Con le ultime arringhe ieri si è concluso il processo a Derek Chauvin, il poliziotto accusato della morte di George Floyd. Ora il compito è passato alla giuria che dovrà decidere come pronunciarsi.
Chauvin rischia da 15 anni all’ergastolo, l’accusa più grave è quella di omicidio di secondo grado (non premeditato), i giurati potrebbero ridurre la pena a omicidio di terzo grado (involontario), omicidio colposo, o anche proscioglierlo, e accettare la versione dell’imputato che si è sempre dichiarato innocente decidendo di non testimoniare per non auto incolparsi, come previsto dal quinto emendamento.

La tesi sostenuta dalla difesa è che le sue azioni siano state frutto dell’addestramento ricevuto, e della tensione generata dalla rabbia della folla accorsa.

«Preghiamo che la sentenza sia di colpevolezza – ha dichiarato ai media l’avvocato della famiglia Floyd, Benjamin Crump – è importante che sia così, perché dovrà essere un precedente, in questo modo l’America manterrà la sua promessa di libertà e giustizia per tutti. E quando dico tutti, intendo tutti noi: afroamericani, latini, nativi americani».

In caso di sentenza negativa Indianapolis è pronta all’inevitabile scoppio di rabbia che ne seguirebbe, con le vetrine nuovamente rinforzate dal compensato e la Guardia nazionale già schierata e pronta ad agire.

La tensione è alta in tutto il Paese, anche a causa dell’omicidio di un altro giovane afroamericano, il 20enne Daunte Wright, ucciso da una poliziotta bianca a Brooklyn Center, non lontano da Minneapolis.

Per l’ottava notte consecutiva a Brooklyn Center ci sono state manifestazioni a cui la polizia risponde con violenza spropositata attaccando manifestanti e giornalisti che vengono fermati e schedati senza ragione. Il caso più clamoroso è stato quello della producer asiatico-americana della Cnn, alla quale la polizia ha chiesto se parlasse inglese, per poi arrestarla, tenerla in stato di fermo per più due ore e maltrattarla.

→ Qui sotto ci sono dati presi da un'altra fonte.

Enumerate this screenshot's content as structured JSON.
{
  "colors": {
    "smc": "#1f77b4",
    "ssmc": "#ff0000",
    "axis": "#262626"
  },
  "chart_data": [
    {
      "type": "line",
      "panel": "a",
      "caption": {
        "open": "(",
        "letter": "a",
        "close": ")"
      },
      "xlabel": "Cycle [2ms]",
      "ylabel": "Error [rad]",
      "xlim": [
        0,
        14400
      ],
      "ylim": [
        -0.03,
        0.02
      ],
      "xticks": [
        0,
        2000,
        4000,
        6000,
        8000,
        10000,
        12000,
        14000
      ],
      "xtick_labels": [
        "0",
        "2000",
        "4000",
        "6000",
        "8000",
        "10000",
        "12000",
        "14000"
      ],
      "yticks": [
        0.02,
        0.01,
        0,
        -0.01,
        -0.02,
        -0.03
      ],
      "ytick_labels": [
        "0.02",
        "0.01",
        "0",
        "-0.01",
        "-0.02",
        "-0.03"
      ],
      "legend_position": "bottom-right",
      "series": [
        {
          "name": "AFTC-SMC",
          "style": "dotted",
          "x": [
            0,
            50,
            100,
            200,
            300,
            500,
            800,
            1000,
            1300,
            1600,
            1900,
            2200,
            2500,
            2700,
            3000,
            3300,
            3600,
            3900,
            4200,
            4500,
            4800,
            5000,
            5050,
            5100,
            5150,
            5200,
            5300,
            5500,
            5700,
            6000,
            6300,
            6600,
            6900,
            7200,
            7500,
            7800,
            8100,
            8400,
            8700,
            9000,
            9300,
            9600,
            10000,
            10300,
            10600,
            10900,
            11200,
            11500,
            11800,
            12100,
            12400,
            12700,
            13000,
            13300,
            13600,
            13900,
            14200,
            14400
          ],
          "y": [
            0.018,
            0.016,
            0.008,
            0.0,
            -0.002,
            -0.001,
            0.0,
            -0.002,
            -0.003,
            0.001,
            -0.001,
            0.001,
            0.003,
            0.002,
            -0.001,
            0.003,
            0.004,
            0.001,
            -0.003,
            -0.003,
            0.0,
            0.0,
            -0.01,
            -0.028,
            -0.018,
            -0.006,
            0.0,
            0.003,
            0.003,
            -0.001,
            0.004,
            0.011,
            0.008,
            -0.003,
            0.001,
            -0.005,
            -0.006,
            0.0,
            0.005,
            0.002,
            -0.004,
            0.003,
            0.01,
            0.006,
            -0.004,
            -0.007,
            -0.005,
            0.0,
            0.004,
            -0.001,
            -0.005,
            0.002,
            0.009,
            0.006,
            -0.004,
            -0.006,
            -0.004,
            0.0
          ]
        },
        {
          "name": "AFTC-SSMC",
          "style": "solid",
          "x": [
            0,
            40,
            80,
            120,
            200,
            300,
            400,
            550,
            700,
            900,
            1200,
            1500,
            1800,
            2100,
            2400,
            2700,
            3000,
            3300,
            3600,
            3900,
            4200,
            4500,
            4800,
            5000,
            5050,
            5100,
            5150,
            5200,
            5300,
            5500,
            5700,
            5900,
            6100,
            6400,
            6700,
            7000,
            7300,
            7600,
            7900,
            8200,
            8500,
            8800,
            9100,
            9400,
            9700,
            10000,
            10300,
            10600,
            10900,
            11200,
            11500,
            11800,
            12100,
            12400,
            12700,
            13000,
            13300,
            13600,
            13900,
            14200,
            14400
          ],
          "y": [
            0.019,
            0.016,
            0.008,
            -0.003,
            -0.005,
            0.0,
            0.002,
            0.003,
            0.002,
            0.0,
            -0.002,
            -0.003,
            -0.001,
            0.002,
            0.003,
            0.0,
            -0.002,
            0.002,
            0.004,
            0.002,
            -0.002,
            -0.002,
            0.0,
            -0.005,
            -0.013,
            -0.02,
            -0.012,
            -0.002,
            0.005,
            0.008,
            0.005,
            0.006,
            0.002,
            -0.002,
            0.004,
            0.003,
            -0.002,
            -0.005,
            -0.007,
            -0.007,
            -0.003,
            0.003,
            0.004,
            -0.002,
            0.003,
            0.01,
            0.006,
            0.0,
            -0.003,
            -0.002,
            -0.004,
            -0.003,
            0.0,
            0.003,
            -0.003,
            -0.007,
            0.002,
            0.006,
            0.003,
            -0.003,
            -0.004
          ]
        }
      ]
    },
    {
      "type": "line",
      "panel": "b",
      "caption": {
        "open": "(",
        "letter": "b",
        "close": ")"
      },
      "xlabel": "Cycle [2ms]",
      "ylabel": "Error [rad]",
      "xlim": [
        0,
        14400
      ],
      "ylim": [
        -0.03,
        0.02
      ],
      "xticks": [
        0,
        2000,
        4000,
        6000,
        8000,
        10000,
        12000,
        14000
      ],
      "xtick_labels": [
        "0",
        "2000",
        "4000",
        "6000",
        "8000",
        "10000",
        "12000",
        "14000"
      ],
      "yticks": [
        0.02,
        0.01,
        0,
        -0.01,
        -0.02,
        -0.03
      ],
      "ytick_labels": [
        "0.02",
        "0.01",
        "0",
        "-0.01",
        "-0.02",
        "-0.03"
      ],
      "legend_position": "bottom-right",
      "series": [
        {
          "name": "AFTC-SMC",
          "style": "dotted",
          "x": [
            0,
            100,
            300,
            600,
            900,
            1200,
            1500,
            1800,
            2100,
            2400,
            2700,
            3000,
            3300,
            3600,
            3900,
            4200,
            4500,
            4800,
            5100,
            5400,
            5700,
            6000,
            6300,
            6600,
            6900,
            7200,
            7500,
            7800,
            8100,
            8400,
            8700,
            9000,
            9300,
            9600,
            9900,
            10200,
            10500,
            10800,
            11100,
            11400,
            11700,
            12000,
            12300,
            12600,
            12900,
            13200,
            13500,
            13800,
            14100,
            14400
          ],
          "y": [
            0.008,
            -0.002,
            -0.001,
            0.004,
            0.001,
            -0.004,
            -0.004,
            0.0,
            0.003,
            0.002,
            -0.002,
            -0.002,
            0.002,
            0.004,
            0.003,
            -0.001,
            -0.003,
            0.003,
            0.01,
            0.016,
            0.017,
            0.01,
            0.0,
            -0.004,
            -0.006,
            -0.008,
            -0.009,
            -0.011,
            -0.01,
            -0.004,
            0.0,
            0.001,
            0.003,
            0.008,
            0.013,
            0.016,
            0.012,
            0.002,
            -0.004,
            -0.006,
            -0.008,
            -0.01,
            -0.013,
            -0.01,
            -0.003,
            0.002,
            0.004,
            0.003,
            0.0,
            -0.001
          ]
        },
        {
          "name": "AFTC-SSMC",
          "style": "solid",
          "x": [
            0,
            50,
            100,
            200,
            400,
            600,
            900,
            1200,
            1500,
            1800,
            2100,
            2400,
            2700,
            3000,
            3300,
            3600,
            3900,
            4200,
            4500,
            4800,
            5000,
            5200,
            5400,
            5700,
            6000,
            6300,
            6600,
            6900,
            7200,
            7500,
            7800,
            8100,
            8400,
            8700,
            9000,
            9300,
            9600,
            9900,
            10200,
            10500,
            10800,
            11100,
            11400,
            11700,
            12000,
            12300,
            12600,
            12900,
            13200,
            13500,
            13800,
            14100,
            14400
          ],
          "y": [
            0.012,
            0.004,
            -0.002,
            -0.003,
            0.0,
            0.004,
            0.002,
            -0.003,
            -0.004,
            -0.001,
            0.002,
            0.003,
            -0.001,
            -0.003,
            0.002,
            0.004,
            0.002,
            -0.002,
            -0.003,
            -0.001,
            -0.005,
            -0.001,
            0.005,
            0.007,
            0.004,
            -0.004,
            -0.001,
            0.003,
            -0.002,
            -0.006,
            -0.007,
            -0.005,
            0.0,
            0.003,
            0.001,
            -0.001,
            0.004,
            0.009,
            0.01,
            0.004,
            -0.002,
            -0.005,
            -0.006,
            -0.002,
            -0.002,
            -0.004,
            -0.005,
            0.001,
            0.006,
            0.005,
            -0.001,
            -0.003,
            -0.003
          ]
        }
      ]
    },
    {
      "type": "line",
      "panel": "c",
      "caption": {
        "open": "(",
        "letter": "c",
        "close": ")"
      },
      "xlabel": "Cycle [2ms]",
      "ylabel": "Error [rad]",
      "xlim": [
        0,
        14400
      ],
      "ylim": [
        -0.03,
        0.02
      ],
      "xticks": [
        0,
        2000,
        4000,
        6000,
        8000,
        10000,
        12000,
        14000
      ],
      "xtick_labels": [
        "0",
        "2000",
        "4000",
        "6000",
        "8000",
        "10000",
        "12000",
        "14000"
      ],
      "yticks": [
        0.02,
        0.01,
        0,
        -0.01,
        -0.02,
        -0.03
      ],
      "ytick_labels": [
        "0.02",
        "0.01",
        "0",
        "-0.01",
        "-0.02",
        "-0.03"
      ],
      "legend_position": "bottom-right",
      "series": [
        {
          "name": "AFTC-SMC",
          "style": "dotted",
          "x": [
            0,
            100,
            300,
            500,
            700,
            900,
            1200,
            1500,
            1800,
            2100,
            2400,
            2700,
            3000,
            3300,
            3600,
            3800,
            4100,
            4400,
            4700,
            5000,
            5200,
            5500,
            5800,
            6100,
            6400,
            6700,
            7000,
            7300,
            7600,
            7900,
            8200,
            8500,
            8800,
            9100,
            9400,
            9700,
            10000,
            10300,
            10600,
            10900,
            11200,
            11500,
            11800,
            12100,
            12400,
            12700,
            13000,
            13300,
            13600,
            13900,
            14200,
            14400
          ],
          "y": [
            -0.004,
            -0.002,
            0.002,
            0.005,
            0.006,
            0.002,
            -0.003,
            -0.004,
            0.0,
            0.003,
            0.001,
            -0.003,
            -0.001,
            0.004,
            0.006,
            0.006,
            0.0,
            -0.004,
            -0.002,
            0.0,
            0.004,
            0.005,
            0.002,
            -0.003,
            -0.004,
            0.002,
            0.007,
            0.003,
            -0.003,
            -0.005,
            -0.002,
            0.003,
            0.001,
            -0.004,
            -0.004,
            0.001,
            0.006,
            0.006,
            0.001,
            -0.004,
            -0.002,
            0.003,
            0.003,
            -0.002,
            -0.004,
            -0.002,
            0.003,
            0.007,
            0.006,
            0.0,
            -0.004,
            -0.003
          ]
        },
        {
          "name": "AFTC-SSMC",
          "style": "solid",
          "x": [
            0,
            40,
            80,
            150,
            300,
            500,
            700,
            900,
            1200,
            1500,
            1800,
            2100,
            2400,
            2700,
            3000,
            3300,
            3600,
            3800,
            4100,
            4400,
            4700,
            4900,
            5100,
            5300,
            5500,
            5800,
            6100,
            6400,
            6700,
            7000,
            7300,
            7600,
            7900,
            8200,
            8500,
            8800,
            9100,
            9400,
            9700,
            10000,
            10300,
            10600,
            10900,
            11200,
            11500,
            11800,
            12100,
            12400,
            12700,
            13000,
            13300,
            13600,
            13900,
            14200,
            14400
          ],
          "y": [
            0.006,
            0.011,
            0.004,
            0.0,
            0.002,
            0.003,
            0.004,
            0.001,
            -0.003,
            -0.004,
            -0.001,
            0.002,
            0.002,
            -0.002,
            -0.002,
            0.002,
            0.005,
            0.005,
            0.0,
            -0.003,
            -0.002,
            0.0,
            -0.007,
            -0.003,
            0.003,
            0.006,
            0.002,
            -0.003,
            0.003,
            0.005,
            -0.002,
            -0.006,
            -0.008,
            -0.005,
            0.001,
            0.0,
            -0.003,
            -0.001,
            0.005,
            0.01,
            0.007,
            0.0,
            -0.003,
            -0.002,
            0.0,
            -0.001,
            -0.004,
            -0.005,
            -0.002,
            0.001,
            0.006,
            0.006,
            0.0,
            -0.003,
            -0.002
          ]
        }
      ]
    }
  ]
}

Ai manifestanti nel fine settimana si è unita la deputata democratica Maxine Waters, 82 anni, afroamericana, una delle ultime storiche attiviste per i diritti civili degli afroamericani. Parlando alla folla Waters ha dato il suo sostegno ai manifestanti che ha ringraziato, aggiungendo: «Non possiamo essere fermi, non possiamo essere soddisfatti, fino a quando non otteniamo giustizia per Daunte Wright».

La deputata ha aggiunto poi che se per Derek Chauvin non dovesse esserci un verdetto di colpevolezza, «non possiamo andarcene», bensì «dobbiamo restare in strada, diventare più attivi, più conflittuali».

Dichiarazioni, queste di Waters, che hanno creato un’ondata di indignazione tra i media di destra che hanno accusato la deputata di incitamento alla violenza, paragonando le sue parole a quelle di Trump del 6 gennaio che hanno portato all’attacco al Congresso.